The study will be sent for government approval in November. The National Assembly has the final say on the $2.7 billion project and is expected to make its decision early next year.
The study recommends a joint venture company runs the project. One-third of the project’s total capital should be sourced from the Vietnamese side, the rest from the foreign partner, according to the study.
Several commercial foreign banks and foreign partners have shown interest in the project, according to the director of the project’s management board, Ngo Duong Hung. The Japan Bank of International Cooperation (JBIC) said it was willing to loan the project money, especially if the foreign partner in the joint-venture was a Japanese one.
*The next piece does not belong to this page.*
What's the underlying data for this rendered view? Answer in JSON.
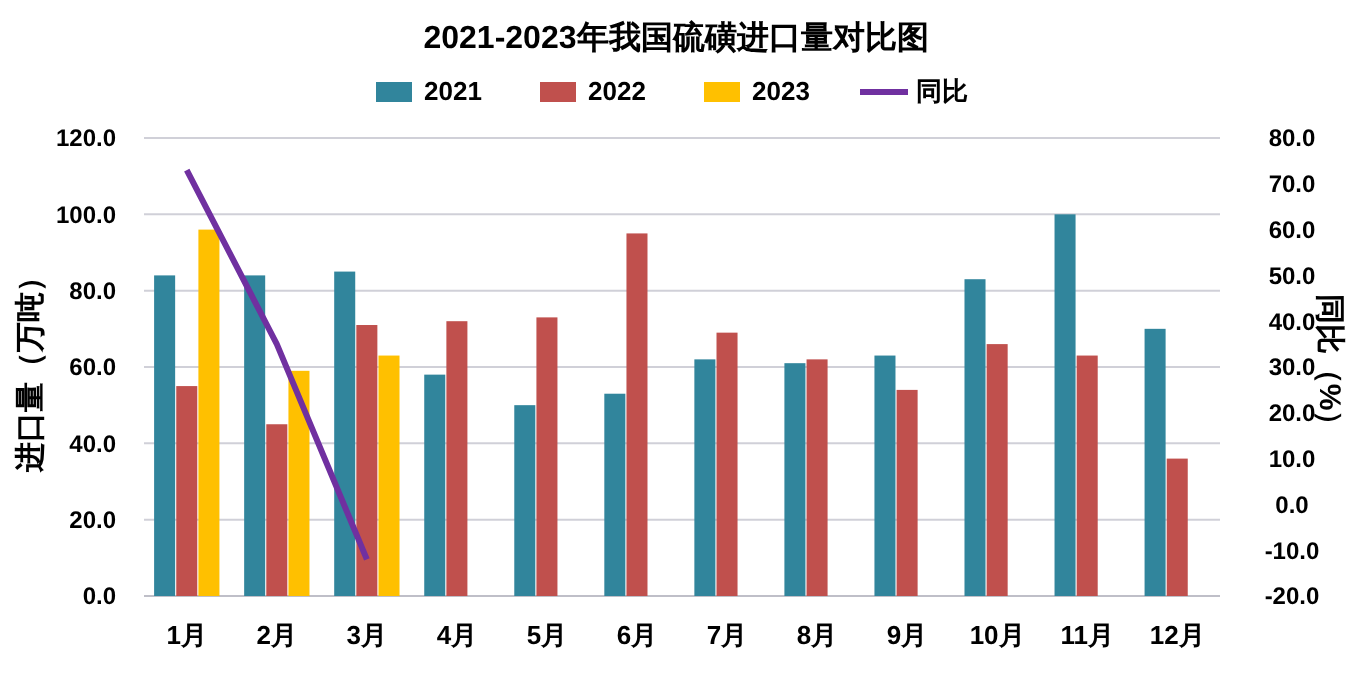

Mitsubishi Corporation, one of the consultants for the feasibility study, has also said it would like to go ahead with PetroVietnam in the project.
The feasibility study clarifies issues missed in the pre-feasibility study that was submitted a year ago and is the result of consultation between foreign organisations such as ABB Lammus Global and Mitsubishi and the project’s management board.
Crude oil used at the refinery will be exploited from inland and offshore fields, to insure optimum quality and quantity for the 7 million tonne facility.
“This is the first time the sour oil from Middle East will be imported to be used with the sweet oil from inland fields like Bach Ho, Su Tu Den, Su Tu Vang. The proposed proposition is half-half,” Hung said.
“We will also convey a study on crude oils from neighbouring countries like Malaysia and Brunei in case the imported Middle Eastern and domestic oil cannot meet the demands of the complex.”
This initiative makes the complex distinct from Vietnam’s only other oil refinery at Dung Quat which is to use domestic crude oil.
The polypropylene plant, the second most important part of the complex after the oil refinery, will have a capacity of 300,000 tonnes per year, double that proposed in the pre-feasibility study.
It is believed that once the plant is completed, together with 150,000 tonne-capacity Dung Quat polypropylene plant, the serious shortage of polypropylene on the domestic market will be overcome to some extent. The complex is scheduled to be finished by the end of 2010 with total invested capital of $2.7 billion.